Protein function prediction results for human. (A) The percentage of human proteins in UniprotKB with annotated functions. (B) The number of functions per protein predicted by PredGO (y-axis) compared to the number of electronic annotations per protein in GOA (x-axis).
In addition, we visualized the number of annotations for each protein. Figure 4B compares the number of non-experimental annotations in the GOA database with the number predicted by PredGO. As seen from the figure, PredGO can predict more GO terms for most proteins, which means that PredGO can explore more functions.
WEB SERVER
We built a flexible and interactive web server that provides prediction and browsing services. Users can submit protein sequences or structures to the PredGO web server for function prediction (Figure 5A). The prediction results are presented in a table by default and can be downloaded as a text file (Figure 5B). It is also possible to browse the functions of all human proteins in UniprotKB predicted by PredGO (Figure 5C) and batch download all the annotations. In addition, users can interactively view the 3D structure of proteins and GO annotations in a tree (Figure 5D).

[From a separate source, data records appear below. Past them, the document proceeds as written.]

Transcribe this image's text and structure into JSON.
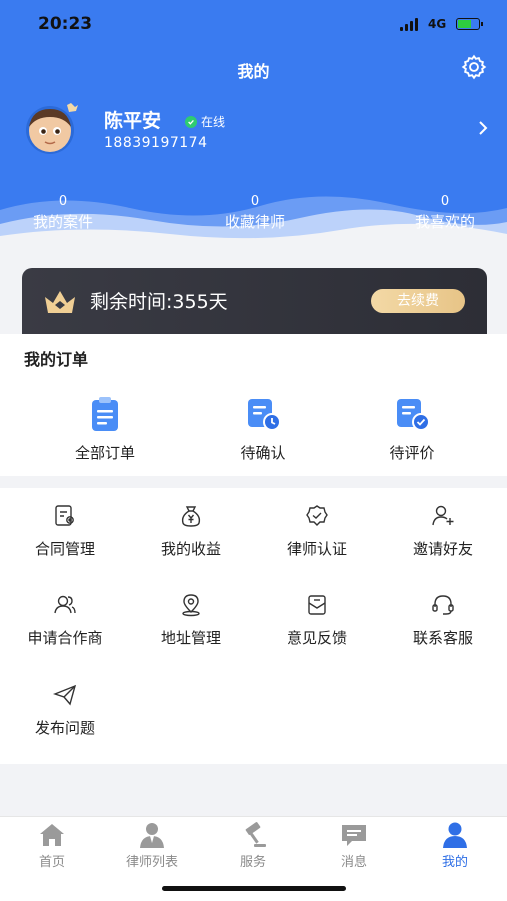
{
  "status_bar": {
    "time": "20:23",
    "network": "4G"
  },
  "header": {
    "title": "我的"
  },
  "profile": {
    "name": "陈平安",
    "status": "在线",
    "phone": "18839197174"
  },
  "stats": [
    {
      "value": "0",
      "label": "我的案件"
    },
    {
      "value": "0",
      "label": "收藏律师"
    },
    {
      "value": "0",
      "label": "我喜欢的"
    }
  ],
  "vip": {
    "text": "剩余时间:355天",
    "renew_label": "去续费"
  },
  "orders": {
    "title": "我的订单",
    "items": [
      {
        "label": "全部订单",
        "icon": "clipboard-icon"
      },
      {
        "label": "待确认",
        "icon": "document-clock-icon"
      },
      {
        "label": "待评价",
        "icon": "document-check-icon"
      }
    ]
  },
  "tools": [
    {
      "label": "合同管理",
      "icon": "contract-icon"
    },
    {
      "label": "我的收益",
      "icon": "money-bag-icon"
    },
    {
      "label": "律师认证",
      "icon": "badge-check-icon"
    },
    {
      "label": "邀请好友",
      "icon": "user-add-icon"
    },
    {
      "label": "申请合作商",
      "icon": "users-icon"
    },
    {
      "label": "地址管理",
      "icon": "location-pin-icon"
    },
    {
      "label": "意见反馈",
      "icon": "feedback-icon"
    },
    {
      "label": "联系客服",
      "icon": "headset-icon"
    },
    {
      "label": "发布问题",
      "icon": "send-icon"
    }
  ],
  "tabbar": [
    {
      "label": "首页",
      "icon": "home-icon"
    },
    {
      "label": "律师列表",
      "icon": "lawyer-icon"
    },
    {
      "label": "服务",
      "icon": "gavel-icon"
    },
    {
      "label": "消息",
      "icon": "message-icon"
    },
    {
      "label": "我的",
      "icon": "person-icon",
      "active": true
    }
  ],
  "colors": {
    "primary": "#3a7bf0",
    "active_tab": "#2f6fe6",
    "vip_bg": "#2d2e36",
    "renew": "#e7c487"
  }
}
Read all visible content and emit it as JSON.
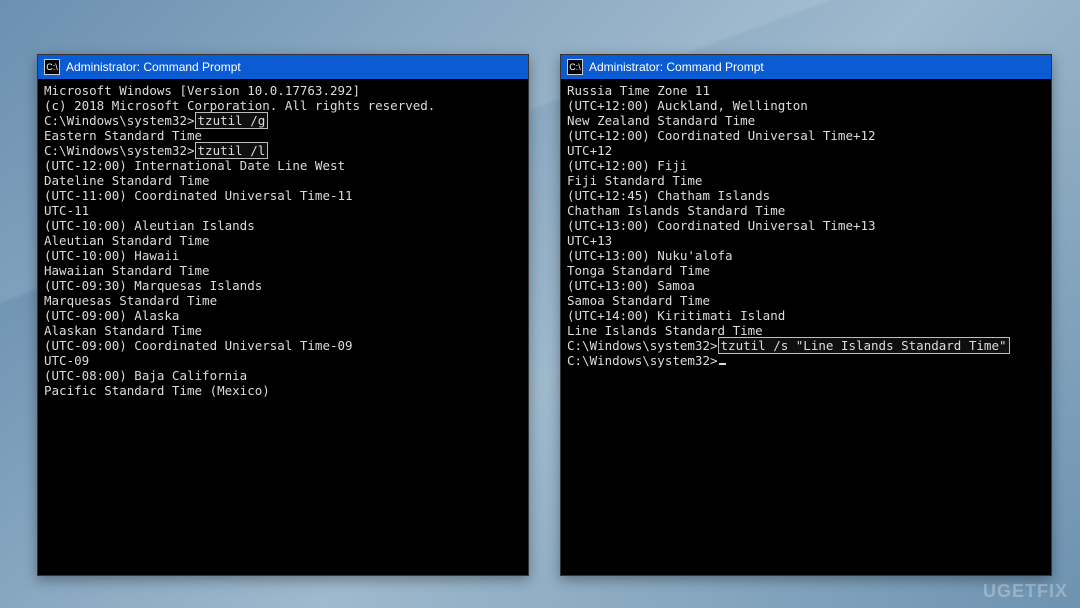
{
  "watermark": "UGETFIX",
  "titlebar_text": "Administrator: Command Prompt",
  "left_console": [
    {
      "text": "Microsoft Windows [Version 10.0.17763.292]"
    },
    {
      "text": "(c) 2018 Microsoft Corporation. All rights reserved."
    },
    {
      "text": ""
    },
    {
      "prefix": "C:\\Windows\\system32>",
      "highlight": "tzutil /g"
    },
    {
      "text": "Eastern Standard Time"
    },
    {
      "prefix": "C:\\Windows\\system32>",
      "highlight": "tzutil /l"
    },
    {
      "text": "(UTC-12:00) International Date Line West"
    },
    {
      "text": "Dateline Standard Time"
    },
    {
      "text": ""
    },
    {
      "text": "(UTC-11:00) Coordinated Universal Time-11"
    },
    {
      "text": "UTC-11"
    },
    {
      "text": ""
    },
    {
      "text": "(UTC-10:00) Aleutian Islands"
    },
    {
      "text": "Aleutian Standard Time"
    },
    {
      "text": ""
    },
    {
      "text": "(UTC-10:00) Hawaii"
    },
    {
      "text": "Hawaiian Standard Time"
    },
    {
      "text": ""
    },
    {
      "text": "(UTC-09:30) Marquesas Islands"
    },
    {
      "text": "Marquesas Standard Time"
    },
    {
      "text": ""
    },
    {
      "text": "(UTC-09:00) Alaska"
    },
    {
      "text": "Alaskan Standard Time"
    },
    {
      "text": ""
    },
    {
      "text": "(UTC-09:00) Coordinated Universal Time-09"
    },
    {
      "text": "UTC-09"
    },
    {
      "text": ""
    },
    {
      "text": "(UTC-08:00) Baja California"
    },
    {
      "text": "Pacific Standard Time (Mexico)"
    }
  ],
  "right_console": [
    {
      "text": "Russia Time Zone 11"
    },
    {
      "text": ""
    },
    {
      "text": "(UTC+12:00) Auckland, Wellington"
    },
    {
      "text": "New Zealand Standard Time"
    },
    {
      "text": ""
    },
    {
      "text": "(UTC+12:00) Coordinated Universal Time+12"
    },
    {
      "text": "UTC+12"
    },
    {
      "text": ""
    },
    {
      "text": "(UTC+12:00) Fiji"
    },
    {
      "text": "Fiji Standard Time"
    },
    {
      "text": ""
    },
    {
      "text": "(UTC+12:45) Chatham Islands"
    },
    {
      "text": "Chatham Islands Standard Time"
    },
    {
      "text": ""
    },
    {
      "text": "(UTC+13:00) Coordinated Universal Time+13"
    },
    {
      "text": "UTC+13"
    },
    {
      "text": ""
    },
    {
      "text": "(UTC+13:00) Nuku'alofa"
    },
    {
      "text": "Tonga Standard Time"
    },
    {
      "text": ""
    },
    {
      "text": "(UTC+13:00) Samoa"
    },
    {
      "text": "Samoa Standard Time"
    },
    {
      "text": ""
    },
    {
      "text": "(UTC+14:00) Kiritimati Island"
    },
    {
      "text": "Line Islands Standard Time"
    },
    {
      "text": ""
    },
    {
      "text": ""
    },
    {
      "prefix": "C:\\Windows\\system32>",
      "highlight": "tzutil /s \"Line Islands Standard Time\""
    },
    {
      "text": ""
    },
    {
      "prefix": "C:\\Windows\\system32>",
      "cursor": true
    }
  ]
}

PredGO web server. (A) Enter query protein sequences; (B) prediction results; (C) database search, statistics and download; (D) visualization of GO annotations.
CONCLUSION
We designed a method called PredGO for protein function prediction, a meaningful but complex multi-label classification problem. PredGO makes full use of the massive amount of sequence information through a pre-trained protein language model, incorporates information contained in protein structure predicted with atomic precision by AlphaFold2, and fuses interacting proteins based on attention mechanisms. It is clear from the experimental results that our method enables high-performance protein function prediction. Even in the case of only sequences, high-performance prediction of MFO and CCO can be achieved without degrading the performance of BPO.
Our method faces certain challenges in predicting the funciton of long protein sequences. In the future, alternative structure prediction methods can be considered to address this issue. Furthermore, integrating more diverse and heterogeneous data sources, along with pre-training protein structure models using experimentally determined and predicted protein structures, has the potential to improve the predictive performance of the model.

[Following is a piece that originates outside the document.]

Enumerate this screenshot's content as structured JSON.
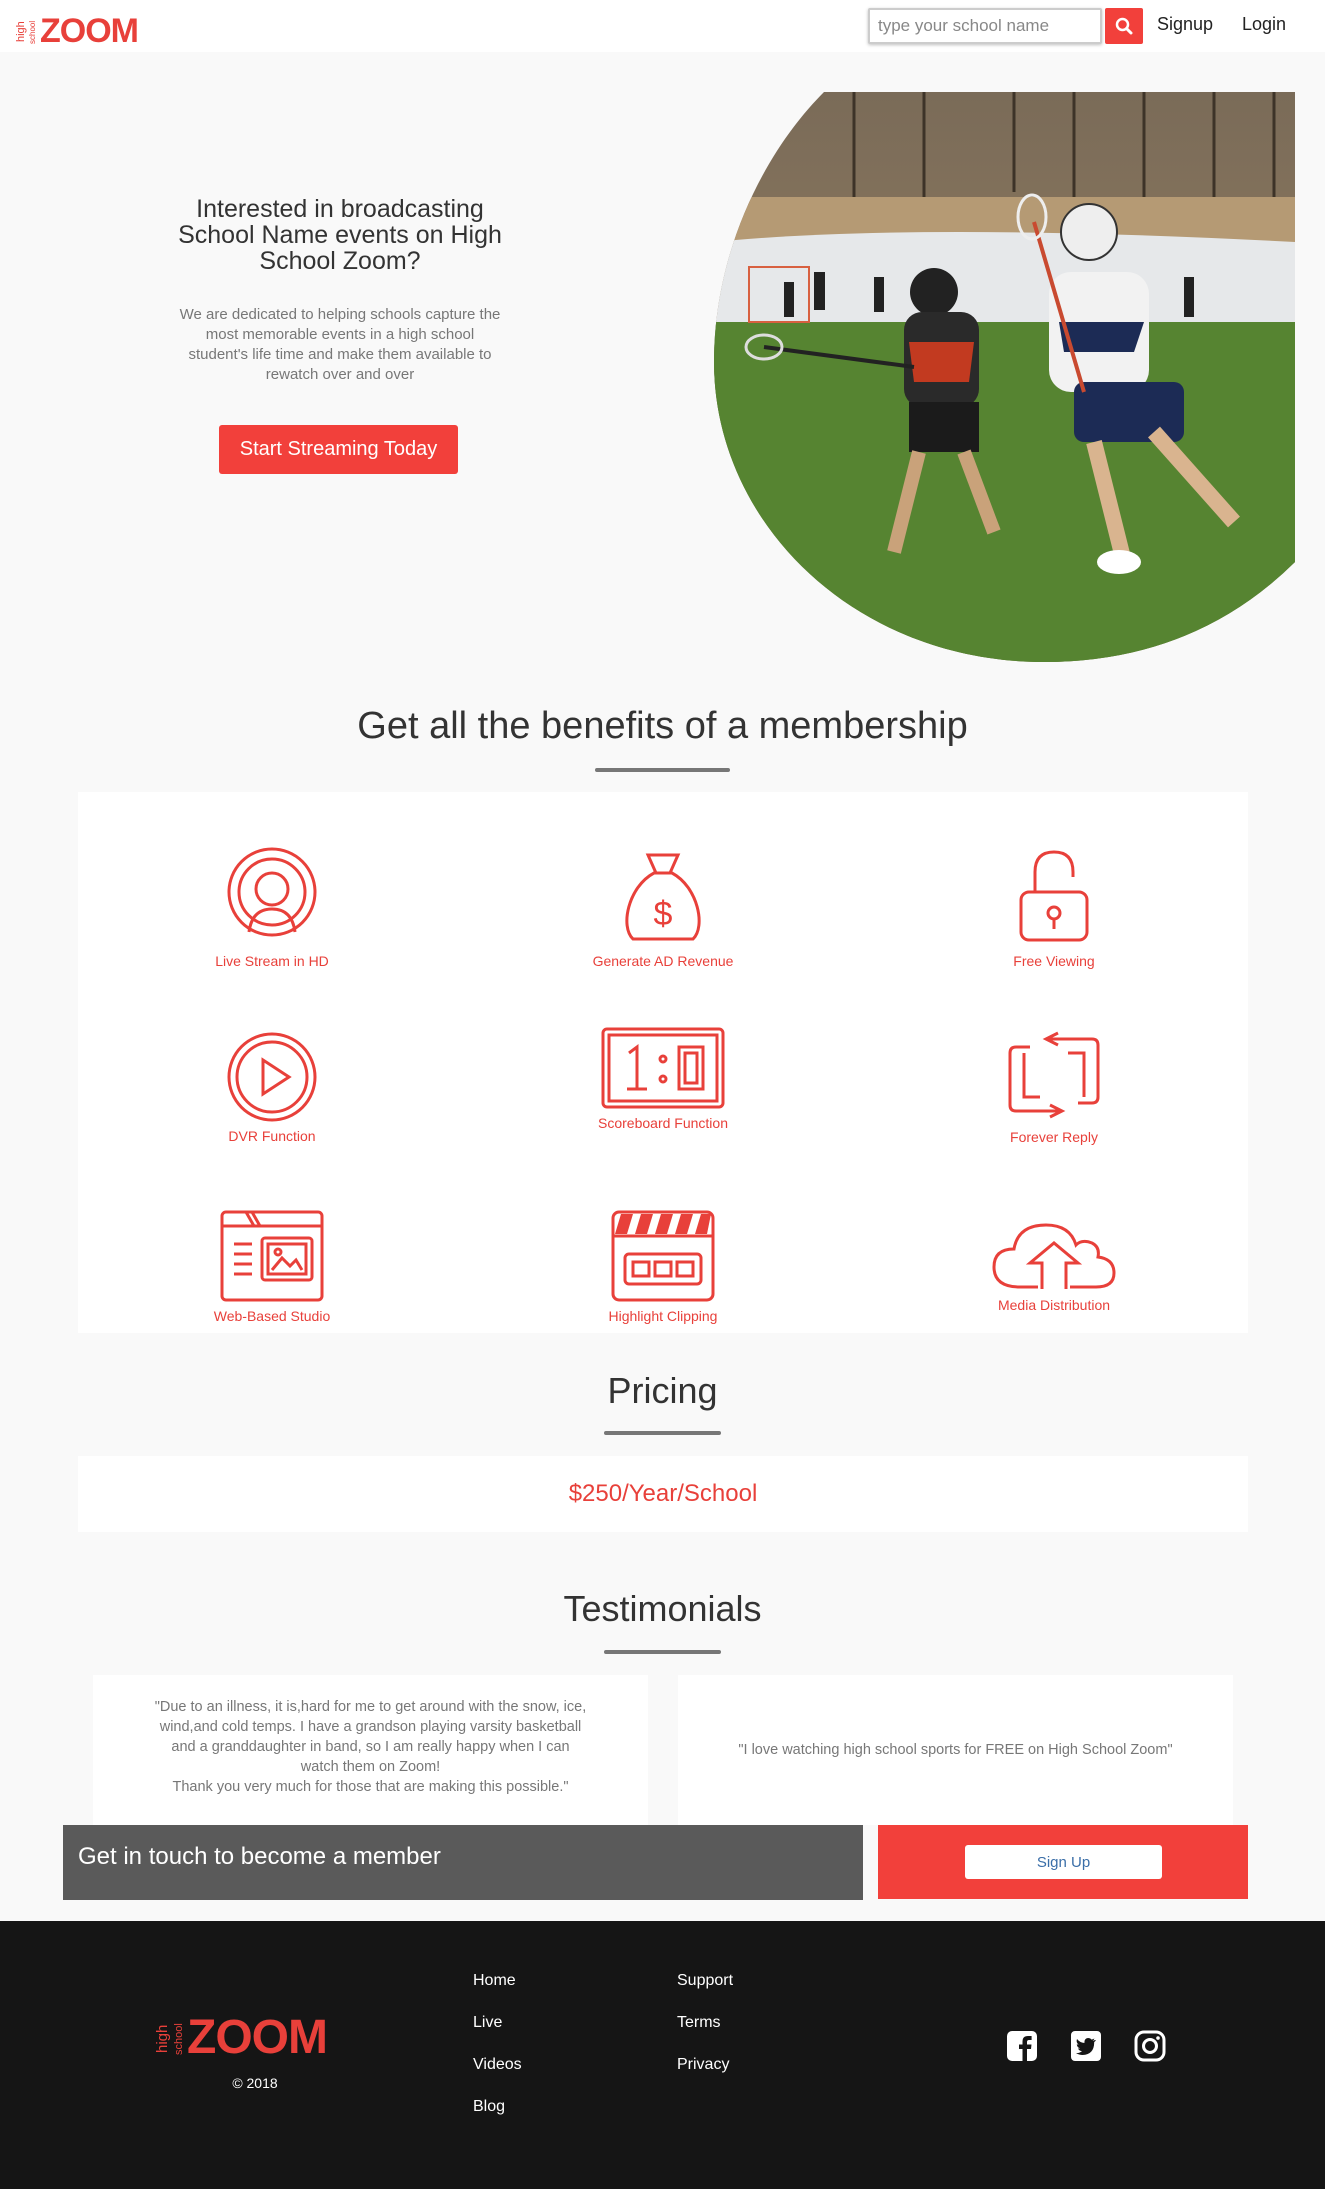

We propose a protein function prediction method using heterogeneous features, including sequence, predicted protein structure and protein–protein interaction relationships, that outperforms other state-of-the-art methods in terms of coverage and accuracy.
A graph neural network combined with a geometric vector perceptron is applied to extract protein structure information.
Proteins with interactions are viewed as different words in a sentence, and sequence information and interaction information are fused by a PPI feature fusion module.
ACKNOWLEDGEMENTS
The work was carried out at National Supercomputer Center in Tianjin, and the calculations were performed on Tianhe new generation Supercomputer.
FUNDING
This work was supported by the National Natural Science Foundation of China under grants Nos 62272490 and 61972422.
AUTHORS’ CONTRIBUTION
R.Z., Z.H and L.D. conceived and designed the algorithm;, R.Z. and Z.H conducted the experiments, R.Z. analyzed the results. R.Z. and L.D. wrote and reviewed the manuscript.
DATA AVAILABILITY
The webserver and database are available at http://predgo.denglab.org/.
Author Biographies
Rongtao Zheng is a graduate student at School of Computer, Central South University, Changsha, China. His research interests include data mining and protein function prediction.
Zhijian Huang is a graduate student at School of Computer, Central South University, Changsha, China. His research interests include data mining and protein function prediction.
Lei Deng is a professor in School of Computer Science and Engineering, Central South University, Changsha, China. His research interests include data mining, bioinformatics and systems biology.